Hi everyone! I hope you all are doing well and had a great week! This week I have an incredible guest writer for you all this week, and she has such an eye opening and extremely important message. I met Emma through Big Little Sister Blog's Instagram ( if you are not following it, it is @biglittlesisterblog on Instagram!), and she reached out to me and asked if she could write an entry. I am so glad she did because what she has to say is pretty amazing. Please enjoy!! I hope you all have a great week ahead!
"“Strive for progress, not perfection” is a saying that has always been extremely relevant in my life. When you have a sibling with special needs, perfection is something you have to learn to accept you will never achieve. Your childhood will not be perfect or typical, your home life will probably be chaotic at times, and your sibling’s health may very well have it’s ups and downs. But throughout my life, I have realized that in order to live happily and help give your sibling a beautiful life, it’s not about perfection. Life is about progressing, and holding onto your support system the entire way.
My name is Emma, and I am 18 years old and a senior in high school. I am the middle of three girls, the oldest being my sister Jewell. Jewell is 22, and she was born with microcephaly, an underdeveloped cerebellum, and an undiagnosed genetic disorder. As you can probably imagine, my sister has had her fair share of struggles and countless doctors telling my parents things she would never achieve, such as walking and talking. Now, Jewell is a bright, positive young woman that can do much more than just walk and talk. I have always had such a close bond with my sister and I am so grateful for the life lessons she has taught me. Jewell is a huge social butterfly, which has had such an amazing impact on my usually shy way of life. Whenever she enters a room, her bright energy fills the space and everyone is greeted with her countless questions. Some of Jewell’s favorites to ask are “what’s your name? how’s your family doing?” and of course, “what’s for dinner?”

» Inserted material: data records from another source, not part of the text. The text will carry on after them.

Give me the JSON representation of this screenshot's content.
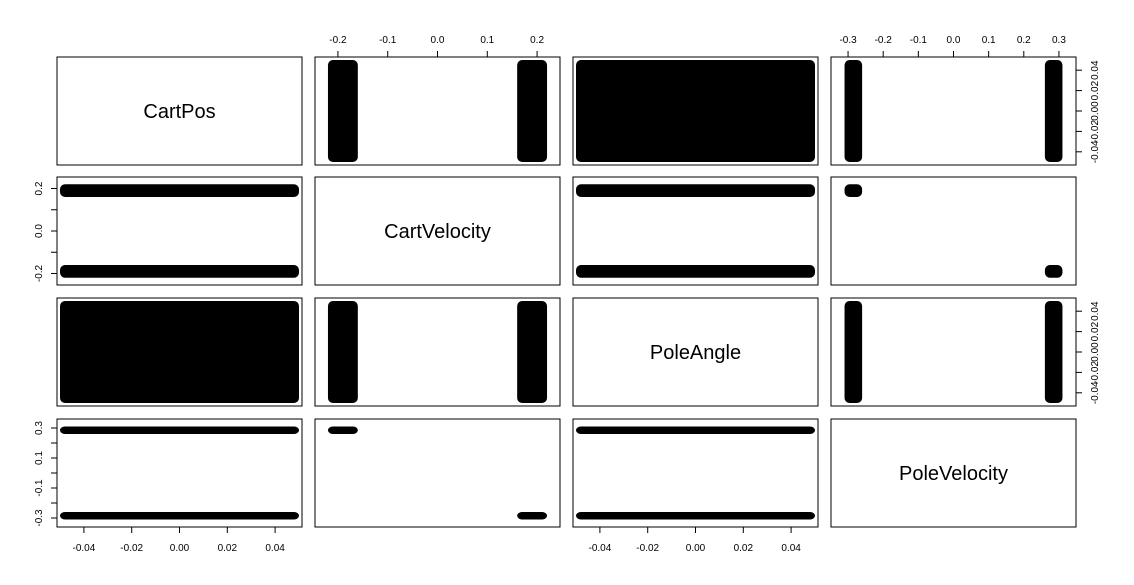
{
  "chart_data": {
    "type": "scatter",
    "subtype": "pairs-matrix",
    "variables": [
      {
        "name": "CartPos",
        "range": [
          -0.05,
          0.05
        ],
        "ticks": [
          "-0.04",
          "-0.02",
          "0.00",
          "0.02",
          "0.04"
        ]
      },
      {
        "name": "CartVelocity",
        "range": [
          -0.24,
          0.24
        ],
        "ticks": [
          "-0.2",
          "-0.1",
          "0.0",
          "0.1",
          "0.2"
        ],
        "left_ticks": [
          "-0.2",
          "0.0",
          "0.2"
        ]
      },
      {
        "name": "PoleAngle",
        "range": [
          -0.05,
          0.05
        ],
        "ticks": [
          "-0.04",
          "-0.02",
          "0.00",
          "0.02",
          "0.04"
        ]
      },
      {
        "name": "PoleVelocity",
        "range": [
          -0.34,
          0.34
        ],
        "ticks": [
          "-0.3",
          "-0.2",
          "-0.1",
          "0.0",
          "0.1",
          "0.2",
          "0.3"
        ],
        "left_ticks": [
          "-0.3",
          "-0.1",
          "0.1",
          "0.3"
        ]
      }
    ],
    "value_clusters": {
      "CartPos": [
        [
          -0.05,
          0.05
        ]
      ],
      "CartVelocity": [
        [
          -0.22,
          -0.16
        ],
        [
          0.16,
          0.22
        ]
      ],
      "PoleAngle": [
        [
          -0.05,
          0.05
        ]
      ],
      "PoleVelocity": [
        [
          -0.31,
          -0.26
        ],
        [
          0.26,
          0.31
        ]
      ]
    },
    "joint_clusters": {
      "CartVelocity|PoleVelocity": [
        [
          [
            0.16,
            0.22
          ],
          [
            -0.31,
            -0.26
          ]
        ],
        [
          [
            -0.22,
            -0.16
          ],
          [
            0.26,
            0.31
          ]
        ]
      ]
    },
    "axes_top": [
      1,
      3
    ],
    "axes_bottom": [
      0,
      2
    ],
    "axes_left": [
      1,
      3
    ],
    "axes_right": [
      0,
      2
    ],
    "point_color": "#000000",
    "grid": false,
    "legend": "none"
  }
}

While living in a single-parent household with Jewell and my baby sister, I took on a parental role at a very young age. That used to be something I loved, taking care of my siblings and ensuring the happiness of others’. Of course, that is still something that I love and will always hold close to my heart. Over the past few years, I have made a huge realization about myself and my life as a sibling of someone with special needs. It is not healthy to constantly take care of everyone else if you are not giving love and attention to yourself. I know that is a tough pill to swallow for a lot of people, including myself, but it needs to be heard. When I get angry at Jewell because she’s waking the entire house up at 6 am, this is something I need to remind myself. When I am not able to hang out with my friends because I am watching Jewell so my mom can have a few hours off, I tell myself that I am doing my best and I am doing so much more than the average person does at my age. I know that when I graduate high school I need to go off and live my own life, even if it’s not revolved around my best friend, Jewell. I have felt a lot of guilt from that decision, but doing what’s best for me will strengthen our relationship and will give me so much more energy and love to share with my sister in the end.
Being a parent of a child with special needs is extremely difficult and tiring, but being a sibling is just as trying. To anyone that is in a situation similar to mine, I see you, I value you, and I recognize all of the hard work and endless amounts of love you put into this path life has given you. Making the decision to change your mindset on how you live your life and being grateful for the little things and the small glimpses of progress will keep that light shining at the end of the tunnel."